Emanuele Milani 12 agosto 2026
Confronto assicurazioni auto: se l'assicurazione paga meno del preventivo, potresti risparmiare. Offerte a partire da 775€.

Indice

Quando la carrozzeria stima 3.200 euro e la compagnia ne propone 2.100, la differenza non è automaticamente legittima né automaticamente un errore. Capire cosa fare se l'assicurazione paga meno del preventivo richiede di distinguere il preventivo della carrozzeria dalla perizia e dall'offerta di risarcimento, controllando franchigia, IVA, ricambi e condizioni della polizza. In questa guida mostro come leggere la liquidazione, quali documenti inviare e come contestare l'importo in Italia, fino ai rimedi disponibili nel 2026.

La differenza si contesta con numeri, documenti e una richiesta scritta

  • Il preventivo della carrozzeria non obbliga da solo la compagnia a pagare l’intera cifra.
  • Le riduzioni più comuni dipendono da franchigia, scoperto, IVA, ricambi e tariffe di manodopera.
  • Prima di accettare, chiedi perizia, motivazioni e accesso al fascicolo del sinistro.
  • Per la RC Auto, l’offerta non accettata può essere pagata come acconto sulla liquidazione definitiva.
  • In caso di controversia esistono reclamo, conciliazione paritetica e Arbitro Assicurativo.

Il preventivo della carrozzeria non è ancora il risarcimento

Il preventivo indica quanto una carrozzeria prevede di spendere per ripristinare il veicolo. La compagnia, invece, deve valutare il danno effettivamente riconducibile al sinistro secondo la perizia, i documenti disponibili e le regole della polizza o della responsabilità civile.

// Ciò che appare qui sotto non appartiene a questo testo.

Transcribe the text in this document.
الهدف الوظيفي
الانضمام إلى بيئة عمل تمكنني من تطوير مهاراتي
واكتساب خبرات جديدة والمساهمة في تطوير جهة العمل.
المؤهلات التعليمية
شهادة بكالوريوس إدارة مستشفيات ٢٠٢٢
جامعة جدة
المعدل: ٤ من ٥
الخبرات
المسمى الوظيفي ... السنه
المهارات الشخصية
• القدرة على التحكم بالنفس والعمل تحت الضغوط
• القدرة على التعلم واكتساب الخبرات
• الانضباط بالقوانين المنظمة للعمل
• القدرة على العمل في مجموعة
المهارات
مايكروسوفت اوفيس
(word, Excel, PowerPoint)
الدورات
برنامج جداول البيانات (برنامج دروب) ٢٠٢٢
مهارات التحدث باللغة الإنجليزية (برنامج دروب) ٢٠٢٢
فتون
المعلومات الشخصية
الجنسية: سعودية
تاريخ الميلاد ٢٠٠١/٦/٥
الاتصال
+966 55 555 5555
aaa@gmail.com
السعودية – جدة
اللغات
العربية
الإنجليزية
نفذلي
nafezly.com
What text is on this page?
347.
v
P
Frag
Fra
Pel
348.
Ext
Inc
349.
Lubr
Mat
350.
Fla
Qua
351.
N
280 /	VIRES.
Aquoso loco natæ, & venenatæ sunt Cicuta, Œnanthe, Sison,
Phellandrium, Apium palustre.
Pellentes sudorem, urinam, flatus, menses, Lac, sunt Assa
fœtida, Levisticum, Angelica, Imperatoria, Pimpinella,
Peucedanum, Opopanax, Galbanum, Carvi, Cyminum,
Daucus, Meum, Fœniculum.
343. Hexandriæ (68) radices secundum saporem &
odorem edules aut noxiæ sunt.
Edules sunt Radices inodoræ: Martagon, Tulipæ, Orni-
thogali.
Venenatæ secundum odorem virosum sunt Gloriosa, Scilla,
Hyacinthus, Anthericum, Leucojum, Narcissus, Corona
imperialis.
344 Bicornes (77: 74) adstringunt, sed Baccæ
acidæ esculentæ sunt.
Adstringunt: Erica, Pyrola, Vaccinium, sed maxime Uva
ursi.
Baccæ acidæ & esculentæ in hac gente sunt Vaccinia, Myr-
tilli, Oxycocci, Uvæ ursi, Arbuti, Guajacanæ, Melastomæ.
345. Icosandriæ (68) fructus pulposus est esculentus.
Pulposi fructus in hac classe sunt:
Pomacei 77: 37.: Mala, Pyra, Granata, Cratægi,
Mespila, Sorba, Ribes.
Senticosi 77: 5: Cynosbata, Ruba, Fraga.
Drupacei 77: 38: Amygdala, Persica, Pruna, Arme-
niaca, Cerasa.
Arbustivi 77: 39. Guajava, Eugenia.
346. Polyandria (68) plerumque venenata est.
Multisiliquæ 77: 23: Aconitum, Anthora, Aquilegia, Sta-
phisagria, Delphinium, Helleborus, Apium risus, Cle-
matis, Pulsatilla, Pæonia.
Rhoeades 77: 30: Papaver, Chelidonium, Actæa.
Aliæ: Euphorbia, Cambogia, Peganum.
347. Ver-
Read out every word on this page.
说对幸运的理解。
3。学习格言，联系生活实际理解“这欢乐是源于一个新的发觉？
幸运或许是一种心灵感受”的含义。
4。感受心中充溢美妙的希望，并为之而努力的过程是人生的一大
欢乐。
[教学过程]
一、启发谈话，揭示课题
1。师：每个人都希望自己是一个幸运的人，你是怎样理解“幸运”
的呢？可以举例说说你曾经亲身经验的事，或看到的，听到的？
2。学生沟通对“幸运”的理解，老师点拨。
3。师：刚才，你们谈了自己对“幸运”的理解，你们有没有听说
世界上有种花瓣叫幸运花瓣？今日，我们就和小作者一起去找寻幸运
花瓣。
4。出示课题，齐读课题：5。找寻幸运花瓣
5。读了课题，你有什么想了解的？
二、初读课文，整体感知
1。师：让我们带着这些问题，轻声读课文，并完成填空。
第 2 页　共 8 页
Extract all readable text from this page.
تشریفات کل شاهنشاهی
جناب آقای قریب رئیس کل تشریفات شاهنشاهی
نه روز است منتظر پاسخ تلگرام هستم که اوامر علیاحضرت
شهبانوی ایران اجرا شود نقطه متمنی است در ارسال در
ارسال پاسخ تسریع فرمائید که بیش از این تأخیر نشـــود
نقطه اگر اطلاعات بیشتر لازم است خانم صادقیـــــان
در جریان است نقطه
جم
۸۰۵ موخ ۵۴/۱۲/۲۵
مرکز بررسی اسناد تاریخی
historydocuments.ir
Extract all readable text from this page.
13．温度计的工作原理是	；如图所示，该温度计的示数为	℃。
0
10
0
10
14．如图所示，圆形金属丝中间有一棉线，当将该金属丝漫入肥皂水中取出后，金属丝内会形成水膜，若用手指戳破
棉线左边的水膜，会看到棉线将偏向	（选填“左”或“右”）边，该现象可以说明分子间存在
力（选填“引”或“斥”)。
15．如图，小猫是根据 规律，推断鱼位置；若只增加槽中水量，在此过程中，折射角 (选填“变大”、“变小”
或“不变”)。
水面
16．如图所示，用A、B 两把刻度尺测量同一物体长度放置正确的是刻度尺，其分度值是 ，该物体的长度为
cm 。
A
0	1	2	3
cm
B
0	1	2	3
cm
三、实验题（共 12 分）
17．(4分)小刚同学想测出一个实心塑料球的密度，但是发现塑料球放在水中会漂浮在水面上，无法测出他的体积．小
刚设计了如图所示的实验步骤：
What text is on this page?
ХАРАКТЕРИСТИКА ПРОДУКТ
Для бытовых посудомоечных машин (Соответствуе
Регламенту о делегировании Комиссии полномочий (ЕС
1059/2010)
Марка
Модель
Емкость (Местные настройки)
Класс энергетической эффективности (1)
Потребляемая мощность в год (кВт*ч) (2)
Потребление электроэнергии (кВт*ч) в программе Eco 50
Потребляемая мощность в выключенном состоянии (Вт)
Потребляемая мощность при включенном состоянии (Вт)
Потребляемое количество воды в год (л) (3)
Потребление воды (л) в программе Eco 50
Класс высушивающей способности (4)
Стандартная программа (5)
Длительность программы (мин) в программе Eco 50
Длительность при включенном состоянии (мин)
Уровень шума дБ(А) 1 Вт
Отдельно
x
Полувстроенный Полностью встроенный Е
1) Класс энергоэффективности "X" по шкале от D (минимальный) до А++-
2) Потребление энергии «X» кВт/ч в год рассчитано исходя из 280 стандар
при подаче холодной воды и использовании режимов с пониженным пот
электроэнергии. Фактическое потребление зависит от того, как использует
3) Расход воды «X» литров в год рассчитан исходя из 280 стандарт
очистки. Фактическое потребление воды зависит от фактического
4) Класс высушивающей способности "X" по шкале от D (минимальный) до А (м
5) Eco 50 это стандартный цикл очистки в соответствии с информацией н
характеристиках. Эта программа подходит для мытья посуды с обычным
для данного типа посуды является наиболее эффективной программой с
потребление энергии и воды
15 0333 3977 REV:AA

Per questo una prima differenza può essere normale. Diventa contestabile quando la liquidazione esclude lavorazioni necessarie, applica prezzi non realistici oppure non spiega in modo chiaro perché alcune voci siano state tagliate. Io considero sempre insufficiente una comunicazione che indica solo la cifra finale senza mostrare come è stata calcolata.

La situazione cambia anche in base al tipo di copertura. Se il danno è causato da un altro automobilista, entra in gioco la RC Auto del responsabile o, nei casi previsti, il risarcimento diretto. Se invece hai danneggiato da solo il tuo veicolo, puoi ottenere un indennizzo soltanto se possiedi una garanzia come kasko o collisione, rispettando i relativi limiti contrattuali.

Perché la compagnia può proporre una cifra più bassa

Non tutte le riduzioni hanno lo stesso significato. Alcune derivano da clausole che hai accettato nella polizza, altre da una valutazione tecnica che può essere rivista se presenti prove migliori.

Voce Come riduce l’importo Cosa controllare
Franchigia Viene sottratta una somma fissa, per esempio 250 euro. Importo e tipo di franchigia indicati nelle condizioni di polizza.
Scoperto Resta a tuo carico una percentuale del danno, per esempio il 10%. Percentuale, eventuale minimo e massimale dello scoperto.
Ricambi La perizia può prevedere ricambi equivalenti o applicare un degrado d’uso. Tipo di ricambio, età del veicolo e clausole contrattuali.
Manodopera La compagnia riconosce una tariffa oraria inferiore a quella della carrozzeria. Ore di lavoro, tariffa applicata e prezzi medi locali.
IVA Può essere rinviata o esclusa se non è documentata o se risulta detraibile. Fattura, regime fiscale e modalità previste per il rimborso.
Danni non riconosciuti Alcune parti vengono considerate non compatibili con la dinamica del sinistro. Foto, rilievi, relazione del perito e nesso causale.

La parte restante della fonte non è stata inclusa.